Employment & Labour — Labour Officer's Powers — Investigation and Settlement of Complaints under Employment Act s.13(1)
Where the propriety of a Labour Officer's arbitral award is challenged, a court asked to order execution must inquire whether the Labour Officer properly exercised his mandate to investigate and dispose of the complaint under section 13(1) of the Employment Act 2006 before sanctioning execution.
Civil Procedure — Execution — Duty to Determine Pending Stay Application Before Ordering Execution
A court ought not to order execution of an award while an application for stay of execution, already filed and replied to, remains pending and undetermined; it should order that the pending application be disposed of first.

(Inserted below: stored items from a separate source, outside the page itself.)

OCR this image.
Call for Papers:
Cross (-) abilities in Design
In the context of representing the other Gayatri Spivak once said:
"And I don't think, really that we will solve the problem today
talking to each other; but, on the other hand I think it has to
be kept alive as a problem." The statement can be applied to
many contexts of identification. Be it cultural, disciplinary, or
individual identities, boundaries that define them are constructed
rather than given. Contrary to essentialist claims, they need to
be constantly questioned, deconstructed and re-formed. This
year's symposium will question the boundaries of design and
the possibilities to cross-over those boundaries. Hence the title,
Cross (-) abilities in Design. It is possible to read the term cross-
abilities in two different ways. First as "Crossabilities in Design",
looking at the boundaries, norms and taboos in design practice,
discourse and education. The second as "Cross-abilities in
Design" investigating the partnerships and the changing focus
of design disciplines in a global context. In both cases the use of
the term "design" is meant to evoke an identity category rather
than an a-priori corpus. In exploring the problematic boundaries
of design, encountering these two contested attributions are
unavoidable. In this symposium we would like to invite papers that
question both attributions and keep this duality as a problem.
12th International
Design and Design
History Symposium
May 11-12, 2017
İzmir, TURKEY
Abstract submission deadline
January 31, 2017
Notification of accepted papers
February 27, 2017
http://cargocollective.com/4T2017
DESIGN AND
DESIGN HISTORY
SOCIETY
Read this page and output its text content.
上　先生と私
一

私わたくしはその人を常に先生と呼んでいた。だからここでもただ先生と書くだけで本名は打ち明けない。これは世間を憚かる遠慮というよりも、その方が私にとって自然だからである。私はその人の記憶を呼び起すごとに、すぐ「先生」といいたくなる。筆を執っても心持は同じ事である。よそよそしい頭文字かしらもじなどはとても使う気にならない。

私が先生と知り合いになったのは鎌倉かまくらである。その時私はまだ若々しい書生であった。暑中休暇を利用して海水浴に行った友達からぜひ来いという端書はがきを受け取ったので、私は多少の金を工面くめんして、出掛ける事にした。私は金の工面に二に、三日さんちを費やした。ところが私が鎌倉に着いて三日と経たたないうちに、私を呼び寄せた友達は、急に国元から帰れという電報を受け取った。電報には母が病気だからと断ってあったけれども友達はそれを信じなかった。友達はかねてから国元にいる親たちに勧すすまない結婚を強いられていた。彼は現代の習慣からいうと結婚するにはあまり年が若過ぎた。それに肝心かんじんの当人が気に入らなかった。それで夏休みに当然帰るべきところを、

Employment & Labour — Appeal from Labour Officer — Leave Requirement under Employment Act s.94
An appeal from a Labour Officer's decision on a question of law requires no leave under section 94(2) of the Employment Act 2006; leave is only required where the appeal is on a question of fact.
Civil Procedure — Effect of Court Delay — Party Not to Be Prejudiced by Non-Constitution of Industrial Court
A party cannot be held at ransom or prejudiced for delays caused by the non-existence or non-constitution of a court or tribunal over which it has no control.

Legislation cited (10)

  • Employment Act 2006 s.13(1)(a)
  • Employment Act 2006 s.94(1)
  • Employment Act 2006 s.94(2)
  • Judicature Act (Cap 13) s.33
  • Judicature Act s.14(1)
  • Civil Procedure Act s.98
  • Civil Procedure Rules Order 52 rules 1 and 3
  • Labour Disputes (Arbitration and Settlement) Act No. 8 of 2006 s.44(2)
  • Trade Disputes (Arbitration and Settlement) (Industrial Court) (Procedure) Rules S.I 224-3, Rule 3
  • Trade Disputes (Arbitration and Settlement) (Industrial Court) (Procedure) Rules, Rule 4
Source: this page presents Wakilii’s issue analysis and metadata for a publicly reported Ugandan judgment. Any AI-generated summary is marked as such. Judgment text is sourced from the Uganda Legal Information Institute (ulii.org). Wakilii is not affiliated with ULII.